How successful is treatment for retinopathy of prematurity?

In the small number of infants who need treatment for retinopathy of prematurity, the treatments usually work well at preventing the loss of vision. The most important thing parents can do to help get the best result for their child is to keep all scheduled appointments and follow the doctor’s advice after any treatment.

Retinopathy of prematurity can be very worrisome for parents. There are several groups that offer advice and support for parents, including the Association for Retinopathy of Prematurity and Related Diseases.

 

Risks and Complications

The goal of surgery for retinopathy of prematurity is to stop the progression of the disease and prevent blindness. Although ROP surgery has a good success rate, not all babies respond to treatment. Up to 25% of babies who have ROP surgery might still lose some or all vision.
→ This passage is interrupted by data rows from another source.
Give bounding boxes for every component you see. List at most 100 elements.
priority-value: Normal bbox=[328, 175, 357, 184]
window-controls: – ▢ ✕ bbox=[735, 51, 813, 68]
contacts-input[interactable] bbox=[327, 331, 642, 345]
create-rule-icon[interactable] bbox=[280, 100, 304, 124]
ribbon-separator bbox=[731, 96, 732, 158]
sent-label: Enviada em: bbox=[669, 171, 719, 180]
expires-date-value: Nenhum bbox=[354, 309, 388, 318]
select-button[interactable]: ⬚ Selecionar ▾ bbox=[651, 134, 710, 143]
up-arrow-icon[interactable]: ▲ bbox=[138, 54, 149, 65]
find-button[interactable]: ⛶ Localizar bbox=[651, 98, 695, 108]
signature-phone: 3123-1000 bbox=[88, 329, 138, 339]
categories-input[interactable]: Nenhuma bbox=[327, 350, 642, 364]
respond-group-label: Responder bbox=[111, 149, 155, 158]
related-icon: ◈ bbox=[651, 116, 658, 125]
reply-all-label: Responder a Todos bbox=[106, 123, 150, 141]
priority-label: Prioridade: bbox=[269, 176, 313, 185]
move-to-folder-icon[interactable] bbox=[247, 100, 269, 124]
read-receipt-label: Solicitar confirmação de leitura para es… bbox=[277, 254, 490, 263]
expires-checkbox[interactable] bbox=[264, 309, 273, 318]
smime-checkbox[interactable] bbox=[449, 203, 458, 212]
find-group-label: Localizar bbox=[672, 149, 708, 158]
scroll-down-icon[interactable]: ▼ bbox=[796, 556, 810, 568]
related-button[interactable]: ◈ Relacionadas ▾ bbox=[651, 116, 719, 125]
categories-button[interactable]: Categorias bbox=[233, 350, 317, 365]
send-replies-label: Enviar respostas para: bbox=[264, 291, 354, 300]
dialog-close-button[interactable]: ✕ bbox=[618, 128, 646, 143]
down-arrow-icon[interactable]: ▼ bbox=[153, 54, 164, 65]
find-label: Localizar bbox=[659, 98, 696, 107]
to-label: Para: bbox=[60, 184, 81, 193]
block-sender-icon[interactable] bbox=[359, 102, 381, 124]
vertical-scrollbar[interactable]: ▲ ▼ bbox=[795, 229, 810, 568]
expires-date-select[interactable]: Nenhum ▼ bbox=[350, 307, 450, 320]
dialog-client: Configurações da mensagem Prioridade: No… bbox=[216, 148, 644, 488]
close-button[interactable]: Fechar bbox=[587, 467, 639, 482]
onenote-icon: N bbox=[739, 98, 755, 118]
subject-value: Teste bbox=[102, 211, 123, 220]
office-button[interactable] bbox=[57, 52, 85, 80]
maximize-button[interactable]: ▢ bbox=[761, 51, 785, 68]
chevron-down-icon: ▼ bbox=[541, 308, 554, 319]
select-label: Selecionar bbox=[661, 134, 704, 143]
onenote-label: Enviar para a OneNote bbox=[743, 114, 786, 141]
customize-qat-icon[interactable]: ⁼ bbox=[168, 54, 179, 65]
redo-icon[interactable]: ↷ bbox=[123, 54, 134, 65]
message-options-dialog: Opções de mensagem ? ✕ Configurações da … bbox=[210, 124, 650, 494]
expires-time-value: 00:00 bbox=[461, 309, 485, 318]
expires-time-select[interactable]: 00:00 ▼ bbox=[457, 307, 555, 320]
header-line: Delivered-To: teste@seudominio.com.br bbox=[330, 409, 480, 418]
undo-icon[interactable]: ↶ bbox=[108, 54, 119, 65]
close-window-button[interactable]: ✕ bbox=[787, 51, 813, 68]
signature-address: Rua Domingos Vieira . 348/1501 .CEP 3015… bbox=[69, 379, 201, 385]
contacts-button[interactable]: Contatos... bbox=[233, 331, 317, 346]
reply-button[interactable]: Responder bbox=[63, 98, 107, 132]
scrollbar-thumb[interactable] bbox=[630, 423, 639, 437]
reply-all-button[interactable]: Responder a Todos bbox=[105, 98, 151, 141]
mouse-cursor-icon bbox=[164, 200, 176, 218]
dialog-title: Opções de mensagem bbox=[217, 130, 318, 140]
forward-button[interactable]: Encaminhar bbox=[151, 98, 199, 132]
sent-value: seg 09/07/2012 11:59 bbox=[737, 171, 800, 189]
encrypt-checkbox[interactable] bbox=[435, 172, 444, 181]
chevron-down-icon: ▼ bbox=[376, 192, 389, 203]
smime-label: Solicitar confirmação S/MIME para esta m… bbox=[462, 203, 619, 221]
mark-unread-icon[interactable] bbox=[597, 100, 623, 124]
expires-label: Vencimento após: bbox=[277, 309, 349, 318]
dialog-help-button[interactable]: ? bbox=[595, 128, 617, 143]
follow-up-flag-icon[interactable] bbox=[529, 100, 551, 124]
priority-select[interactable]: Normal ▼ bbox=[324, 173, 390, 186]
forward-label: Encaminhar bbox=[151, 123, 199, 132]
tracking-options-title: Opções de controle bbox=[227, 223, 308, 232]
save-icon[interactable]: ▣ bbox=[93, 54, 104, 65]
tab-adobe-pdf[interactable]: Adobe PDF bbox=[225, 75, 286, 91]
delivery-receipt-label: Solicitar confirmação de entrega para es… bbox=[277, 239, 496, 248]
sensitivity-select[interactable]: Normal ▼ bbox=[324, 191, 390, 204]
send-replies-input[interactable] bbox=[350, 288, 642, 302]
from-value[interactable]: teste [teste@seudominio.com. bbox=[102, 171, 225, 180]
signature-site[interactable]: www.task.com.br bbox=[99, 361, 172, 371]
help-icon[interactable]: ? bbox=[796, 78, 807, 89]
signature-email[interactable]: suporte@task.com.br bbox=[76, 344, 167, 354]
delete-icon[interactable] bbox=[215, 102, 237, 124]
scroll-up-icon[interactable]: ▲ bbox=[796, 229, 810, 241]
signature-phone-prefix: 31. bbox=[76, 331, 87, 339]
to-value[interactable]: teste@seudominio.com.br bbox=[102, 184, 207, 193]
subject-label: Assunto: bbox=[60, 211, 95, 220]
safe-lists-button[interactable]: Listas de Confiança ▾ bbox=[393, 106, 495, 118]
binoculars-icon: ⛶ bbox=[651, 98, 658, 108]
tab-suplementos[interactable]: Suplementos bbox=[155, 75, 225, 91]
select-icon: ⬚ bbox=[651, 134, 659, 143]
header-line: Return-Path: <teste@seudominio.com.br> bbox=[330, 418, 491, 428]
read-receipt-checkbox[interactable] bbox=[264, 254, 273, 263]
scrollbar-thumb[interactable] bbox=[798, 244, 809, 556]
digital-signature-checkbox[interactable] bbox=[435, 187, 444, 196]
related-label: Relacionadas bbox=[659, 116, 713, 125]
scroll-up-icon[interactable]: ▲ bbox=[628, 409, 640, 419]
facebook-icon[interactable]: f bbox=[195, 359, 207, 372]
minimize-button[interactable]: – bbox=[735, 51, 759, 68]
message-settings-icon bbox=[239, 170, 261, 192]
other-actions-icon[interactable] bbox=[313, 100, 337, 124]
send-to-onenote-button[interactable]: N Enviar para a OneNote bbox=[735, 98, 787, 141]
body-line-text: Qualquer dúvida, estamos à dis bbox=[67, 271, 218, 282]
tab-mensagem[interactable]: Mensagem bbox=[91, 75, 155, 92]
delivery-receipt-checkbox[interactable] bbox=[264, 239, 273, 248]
Even if the ROP has stopped progressing, vision can still be affected in the following ways:

  • strabismus: the eyes aren’t aligned correctly (one example is a “crossed eye”)
  • amblyopia: one eye is weaker than the other (sometimes called “lazy eye”)
  • myopia: nearsightedness or difficulty seeing distant objects
  • glaucoma: increased pressure on the eye that can damage the optic nerve and cause vision loss or blindness
  • retinal detachment: the retina detaches from the eye, causing vision loss or blindness

After the Procedure

If admission to the hospital isn’t necessary, you’ll be able to take your child home about an hour after the procedure. Follow-up care for ROP surgery includes giving your child eye drops (to prevent infection) for at least a week.

To make sure the eyes are healing properly and that ROP hasn’t returned, eye exams should be scheduled based on instructions from the ophthalmologist. This is usually every 1-2 weeks. For scleral buckling, the ophthalmologist must examine the buckle every 6 months to account for your child’s growing eye.